We gathered the others and set to work, dragging more branches from the river's edge, stripping them of bark, lashing them together with leather cord. The work was familiar, almost meditative, but I couldn't stop myself from glancing over at the female every few moments.
She'd moved back to sit beside the injured male, her hand resting on his shoulder, her face drawn with exhaustion. The other male stranger, a wolf shifter by the scent of him, stood nearby, clearly trying to decide if we were a threat or an ally. Another female wolf shifter stood with him, his mate, I assumed.
When the stretcher was finished, we carefully transferred the injured male onto it. He groaned but didn't fight us, and the female spoke to him constantly in that soothing tone, her hand gentle on his arm.
Fen and Jarak unpacked some of the dried venison, and now they offered pieces of the cooked meat to the strangers. After a moment’s hesitation, hunger clearly won out and they took some gratefully.
I made sure I was the one to bring food to her.

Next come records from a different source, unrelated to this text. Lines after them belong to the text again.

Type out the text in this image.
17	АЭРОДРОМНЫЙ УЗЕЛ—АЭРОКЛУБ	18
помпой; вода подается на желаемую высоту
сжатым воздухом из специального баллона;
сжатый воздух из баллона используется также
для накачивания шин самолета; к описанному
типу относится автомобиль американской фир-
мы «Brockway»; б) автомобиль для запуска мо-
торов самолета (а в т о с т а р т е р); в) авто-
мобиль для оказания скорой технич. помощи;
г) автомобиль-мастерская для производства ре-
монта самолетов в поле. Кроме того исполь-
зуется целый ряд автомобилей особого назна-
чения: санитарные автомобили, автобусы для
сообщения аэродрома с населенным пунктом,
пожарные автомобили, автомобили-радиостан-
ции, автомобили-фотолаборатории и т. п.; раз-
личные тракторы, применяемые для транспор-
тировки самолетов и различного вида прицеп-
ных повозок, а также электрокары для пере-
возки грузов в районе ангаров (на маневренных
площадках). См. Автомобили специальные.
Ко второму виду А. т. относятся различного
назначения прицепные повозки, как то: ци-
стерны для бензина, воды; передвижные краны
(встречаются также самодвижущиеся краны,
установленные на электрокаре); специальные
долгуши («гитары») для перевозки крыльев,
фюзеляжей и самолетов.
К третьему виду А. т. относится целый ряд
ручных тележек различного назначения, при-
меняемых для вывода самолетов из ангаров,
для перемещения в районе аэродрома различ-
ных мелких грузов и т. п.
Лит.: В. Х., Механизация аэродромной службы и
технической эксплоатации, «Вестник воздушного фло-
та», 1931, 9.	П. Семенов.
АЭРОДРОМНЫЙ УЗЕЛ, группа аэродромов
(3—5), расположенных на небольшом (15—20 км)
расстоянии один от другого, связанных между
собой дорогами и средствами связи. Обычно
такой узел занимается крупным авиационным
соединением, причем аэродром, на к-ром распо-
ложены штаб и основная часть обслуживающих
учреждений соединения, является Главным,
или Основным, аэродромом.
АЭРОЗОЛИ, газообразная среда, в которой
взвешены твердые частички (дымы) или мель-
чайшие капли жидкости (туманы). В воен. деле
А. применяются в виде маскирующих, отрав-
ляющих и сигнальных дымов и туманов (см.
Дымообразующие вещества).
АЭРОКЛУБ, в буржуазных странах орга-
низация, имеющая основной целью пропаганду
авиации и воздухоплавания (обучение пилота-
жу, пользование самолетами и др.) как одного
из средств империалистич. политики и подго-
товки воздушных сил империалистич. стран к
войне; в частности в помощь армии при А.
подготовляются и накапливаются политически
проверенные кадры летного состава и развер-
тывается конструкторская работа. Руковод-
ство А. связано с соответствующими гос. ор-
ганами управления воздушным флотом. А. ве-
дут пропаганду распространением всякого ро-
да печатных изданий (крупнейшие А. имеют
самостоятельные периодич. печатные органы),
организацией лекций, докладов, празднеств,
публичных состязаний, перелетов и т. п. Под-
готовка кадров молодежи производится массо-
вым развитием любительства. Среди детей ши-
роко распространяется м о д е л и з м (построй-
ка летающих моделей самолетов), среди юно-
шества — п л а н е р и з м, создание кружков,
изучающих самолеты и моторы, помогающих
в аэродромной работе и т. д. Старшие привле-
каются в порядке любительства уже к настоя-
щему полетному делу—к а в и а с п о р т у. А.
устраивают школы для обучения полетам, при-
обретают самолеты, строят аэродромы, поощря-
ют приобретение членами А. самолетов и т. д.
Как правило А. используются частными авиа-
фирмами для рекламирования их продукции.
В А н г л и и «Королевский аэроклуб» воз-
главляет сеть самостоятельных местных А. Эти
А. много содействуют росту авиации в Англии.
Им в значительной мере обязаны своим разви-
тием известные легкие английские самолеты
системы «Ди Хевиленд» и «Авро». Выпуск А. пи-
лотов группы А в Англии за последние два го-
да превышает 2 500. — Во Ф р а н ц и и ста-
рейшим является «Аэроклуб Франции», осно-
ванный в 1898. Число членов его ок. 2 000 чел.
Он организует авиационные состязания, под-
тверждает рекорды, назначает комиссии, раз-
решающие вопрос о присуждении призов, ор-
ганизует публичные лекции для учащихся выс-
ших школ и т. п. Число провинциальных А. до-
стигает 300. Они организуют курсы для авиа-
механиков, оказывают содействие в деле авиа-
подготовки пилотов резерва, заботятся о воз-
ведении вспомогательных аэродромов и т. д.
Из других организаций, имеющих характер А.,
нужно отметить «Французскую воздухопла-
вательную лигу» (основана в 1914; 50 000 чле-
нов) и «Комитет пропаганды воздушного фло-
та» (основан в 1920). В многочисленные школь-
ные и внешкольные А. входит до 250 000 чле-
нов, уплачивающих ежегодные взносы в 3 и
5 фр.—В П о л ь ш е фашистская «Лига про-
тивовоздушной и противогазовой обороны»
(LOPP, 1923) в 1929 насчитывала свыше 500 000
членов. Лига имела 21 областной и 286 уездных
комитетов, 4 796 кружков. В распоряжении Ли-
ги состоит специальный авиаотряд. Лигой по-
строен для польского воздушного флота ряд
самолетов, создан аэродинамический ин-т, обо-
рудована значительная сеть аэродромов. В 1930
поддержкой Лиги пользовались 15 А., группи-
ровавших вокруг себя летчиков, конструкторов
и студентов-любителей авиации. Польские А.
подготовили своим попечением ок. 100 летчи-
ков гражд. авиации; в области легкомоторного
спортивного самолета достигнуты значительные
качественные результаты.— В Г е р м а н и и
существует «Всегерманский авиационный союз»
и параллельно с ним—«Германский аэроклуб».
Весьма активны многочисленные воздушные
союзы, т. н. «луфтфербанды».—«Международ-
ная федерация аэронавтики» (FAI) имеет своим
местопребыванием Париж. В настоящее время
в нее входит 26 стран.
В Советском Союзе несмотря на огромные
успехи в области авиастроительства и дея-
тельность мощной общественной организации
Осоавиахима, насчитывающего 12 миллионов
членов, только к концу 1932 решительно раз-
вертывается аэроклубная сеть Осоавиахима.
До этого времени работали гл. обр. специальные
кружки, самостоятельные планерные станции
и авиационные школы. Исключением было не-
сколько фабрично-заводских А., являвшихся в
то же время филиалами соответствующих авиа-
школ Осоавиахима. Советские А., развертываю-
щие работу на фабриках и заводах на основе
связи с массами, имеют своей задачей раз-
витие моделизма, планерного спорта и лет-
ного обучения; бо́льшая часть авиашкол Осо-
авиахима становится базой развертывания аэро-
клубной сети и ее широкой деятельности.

She looked up as I approached, those wide eyes meeting mine with that same cautious assessment. I held out the portion of meat slowly, making sure she could see I meant no threat.
She hesitated, then reached out and took it from my hand. Our fingers brushed for a moment and I felt a rush of heat from her touch. She felt it too. I saw it in the way her eyes widened slightly, the way she pulled her hand back quickly and stared at me with confusion, her face colouring a little. Then she smiled.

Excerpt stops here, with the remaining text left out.